In the contested city council elections, voters sent three incumbents back to the November general elections. Winners included LaWana Mayfield, who beat challenger Warren Turner, whose seat she took in District 3 four years ago. In District 2, Al Austin fended off Democratic challenger Steven Jones and will now face Republican Justin Dunn in the November election. John Autry of District 5 won his primary, and therefore will keep his seat, as he faces no Republican opposition.
In the at-large city council election, two incumbents, Vi Lyles and Claire Fallon, were among the four that will move ahead to the general elections. Also among the top four vote getters in the field of 12 were Julie Eiselt, founder of Neighbors for a Safer Charlotte, and James "Smuggie" Mitchell, a former city council member who ran for mayor in the Democratic primary against Patrick Cannon in 2013.

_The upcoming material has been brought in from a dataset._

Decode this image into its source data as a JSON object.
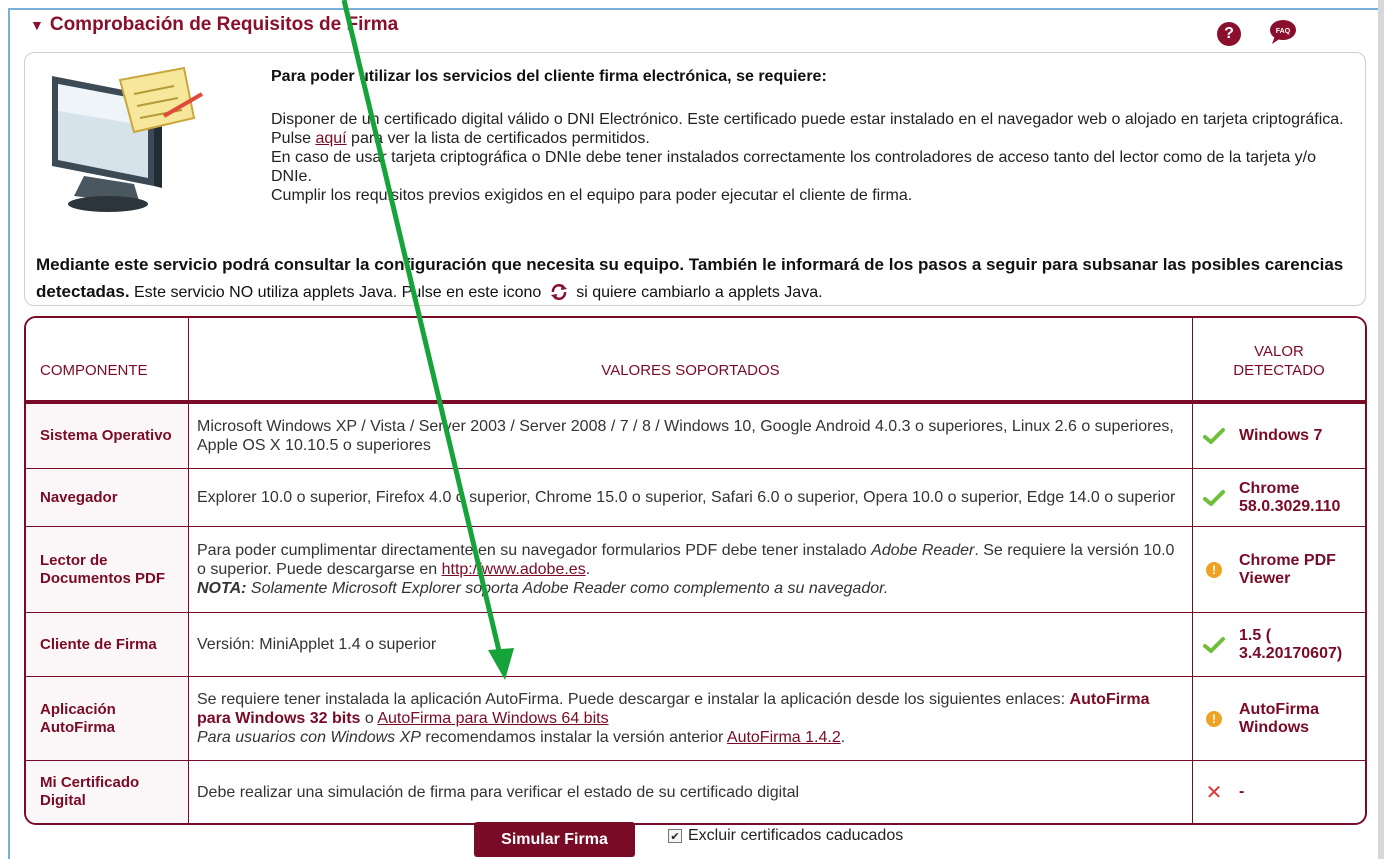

Yesterday, the North Carolina Senate voted 33 to 16 to approve a state budget well after the fiscal year has begun. The vote was along party lines, but complaints were focused more on the way the budget was passed as opposed to what the money was spent on. Democrats pointed out that, despite ignoring budget deadlines for months, once Republicans did write out a budget, they pushed it through without giving anyone ample time to read it. The 500-page budget, negotiated by a small amount of Republican legislators, was delivered to other lawmakers for review late Monday night, just 15 hours before they were to vote on it.

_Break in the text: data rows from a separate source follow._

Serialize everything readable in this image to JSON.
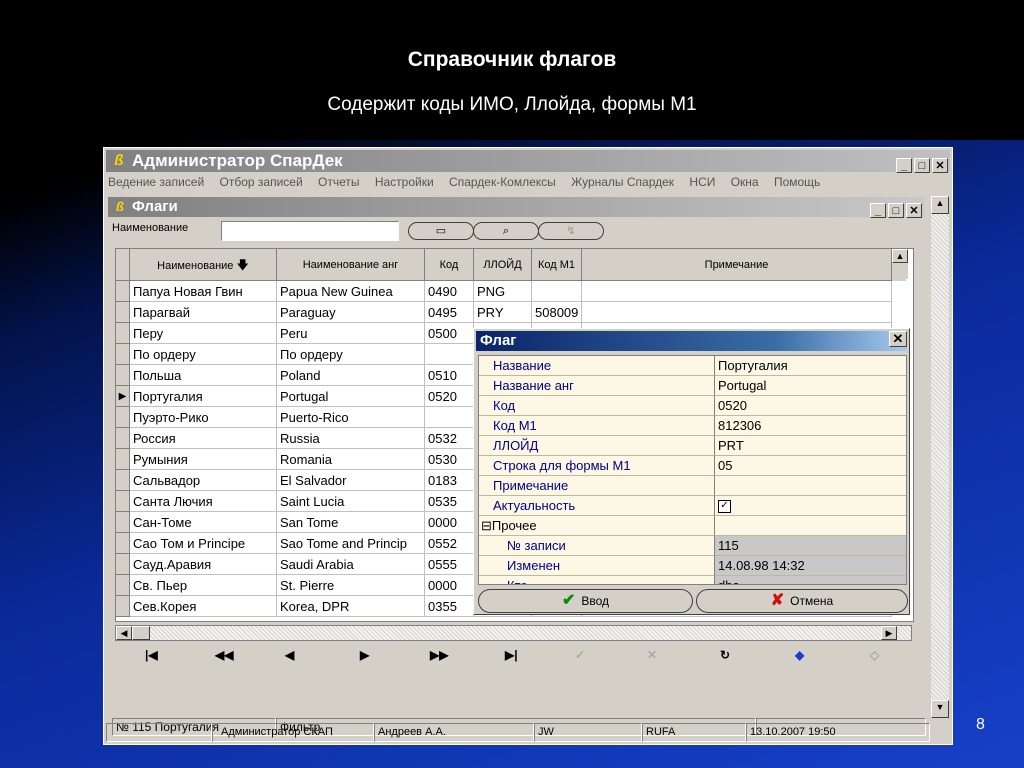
{
  "slide": {
    "title": "Справочник флагов",
    "subtitle": "Содержит коды ИМО, Ллойда, формы М1",
    "page_number": "8"
  },
  "app": {
    "title": "Администратор СпарДек",
    "menu": [
      "Ведение записей",
      "Отбор записей",
      "Отчеты",
      "Настройки",
      "Спардек-Комлексы",
      "Журналы Спардек",
      "НСИ",
      "Окна",
      "Помощь"
    ],
    "status": [
      "",
      "Администратор СКАП",
      "Андреев А.А.",
      "JW",
      "RUFA",
      "13.10.2007 19:50"
    ]
  },
  "flags_window": {
    "title": "Флаги",
    "filter_label": "Наименование",
    "columns": [
      "Наименование",
      "Наименование анг",
      "Код",
      "ЛЛОЙД",
      "Код М1",
      "Примечание"
    ],
    "rows": [
      [
        "Папуа Новая Гвин",
        "Papua New Guinea",
        "0490",
        "PNG",
        "",
        ""
      ],
      [
        "Парагвай",
        "Paraguay",
        "0495",
        "PRY",
        "508009",
        ""
      ],
      [
        "Перу",
        "Peru",
        "0500",
        "",
        "",
        ""
      ],
      [
        "По ордеру",
        "По ордеру",
        "",
        "",
        "",
        ""
      ],
      [
        "Польша",
        "Poland",
        "0510",
        "",
        "",
        ""
      ],
      [
        "Португалия",
        "Portugal",
        "0520",
        "",
        "",
        ""
      ],
      [
        "Пуэрто-Рико",
        "Puerto-Rico",
        "",
        "",
        "",
        ""
      ],
      [
        "Россия",
        "Russia",
        "0532",
        "",
        "",
        ""
      ],
      [
        "Румыния",
        "Romania",
        "0530",
        "",
        "",
        ""
      ],
      [
        "Сальвадор",
        "El Salvador",
        "0183",
        "",
        "",
        ""
      ],
      [
        "Санта Лючия",
        "Saint Lucia",
        "0535",
        "",
        "",
        ""
      ],
      [
        "Сан-Томе",
        "San Tome",
        "0000",
        "",
        "",
        ""
      ],
      [
        "Сао Том и Principe",
        "Sao Tome and Princip",
        "0552",
        "",
        "",
        ""
      ],
      [
        "Сауд.Аравия",
        "Saudi Arabia",
        "0555",
        "",
        "",
        ""
      ],
      [
        "Св. Пьер",
        "St. Pierre",
        "0000",
        "",
        "",
        ""
      ],
      [
        "Сев.Корея",
        "Korea, DPR",
        "0355",
        "",
        "",
        ""
      ]
    ],
    "selected_row": 5,
    "status_left": "№ 115 Португалия",
    "status_filter": "Фильтр"
  },
  "dialog": {
    "title": "Флаг",
    "props": [
      {
        "k": "Название",
        "v": "Португалия"
      },
      {
        "k": "Название анг",
        "v": "Portugal"
      },
      {
        "k": "Код",
        "v": "0520"
      },
      {
        "k": "Код М1",
        "v": "812306"
      },
      {
        "k": "ЛЛОЙД",
        "v": "PRT"
      },
      {
        "k": "Строка для формы М1",
        "v": "05"
      },
      {
        "k": "Примечание",
        "v": ""
      },
      {
        "k": "Актуальность",
        "v": ""
      },
      {
        "k": "⊟Прочее",
        "v": ""
      },
      {
        "k": "№ записи",
        "v": "115"
      },
      {
        "k": "Изменен",
        "v": "14.08.98 14:32"
      },
      {
        "k": "Кто",
        "v": "dba"
      }
    ],
    "ok_label": "Ввод",
    "cancel_label": "Отмена"
  }
}
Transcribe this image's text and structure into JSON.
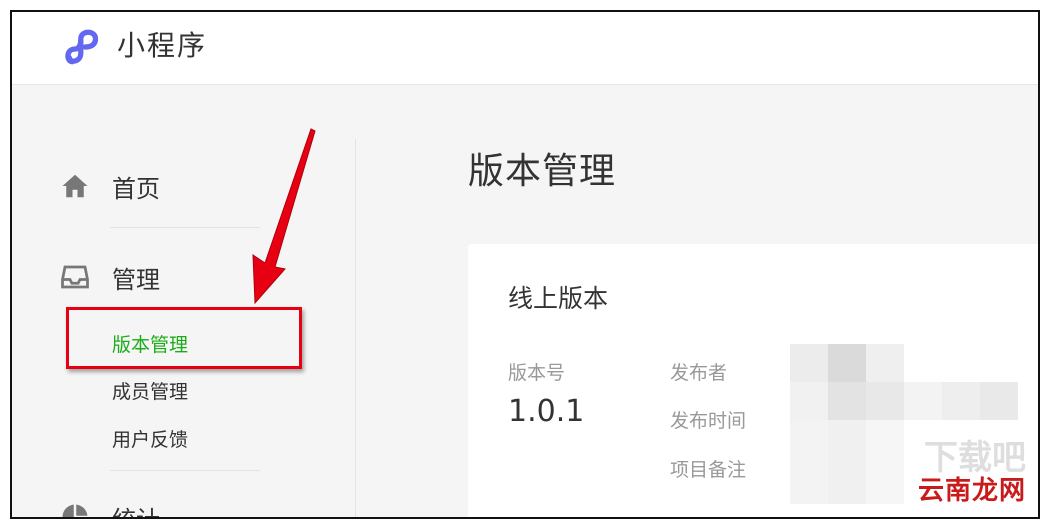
{
  "header": {
    "app_title": "小程序"
  },
  "sidebar": {
    "items": [
      {
        "label": "首页",
        "icon": "home-icon"
      },
      {
        "label": "管理",
        "icon": "inbox-icon"
      },
      {
        "label": "统计",
        "icon": "pie-chart-icon"
      }
    ],
    "sub_items": [
      {
        "label": "版本管理",
        "active": true
      },
      {
        "label": "成员管理"
      },
      {
        "label": "用户反馈"
      }
    ]
  },
  "main": {
    "page_title": "版本管理",
    "card": {
      "title": "线上版本",
      "version_label": "版本号",
      "version_value": "1.0.1",
      "fields": [
        "发布者",
        "发布时间",
        "项目备注"
      ]
    }
  },
  "watermark": {
    "text": "云南龙网"
  },
  "colors": {
    "active_green": "#1aad19",
    "highlight_red": "#e60012",
    "logo_purple": "#6467f0"
  }
}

Surf City Police Chief Mike Halstead announced his retirement at an emergency meeting yesterday following posting on his personal social media a long rant against the Black Lives Matter movement in which he says blacks, white and Mexicans need police and "we don't need you," and makes references to a "murderous society," including a New Black Panther movement that he believes wants to kill whites and cops. "We are ready for you," Halsead wrote. "You take one of us and there will be 100 to step up and end you."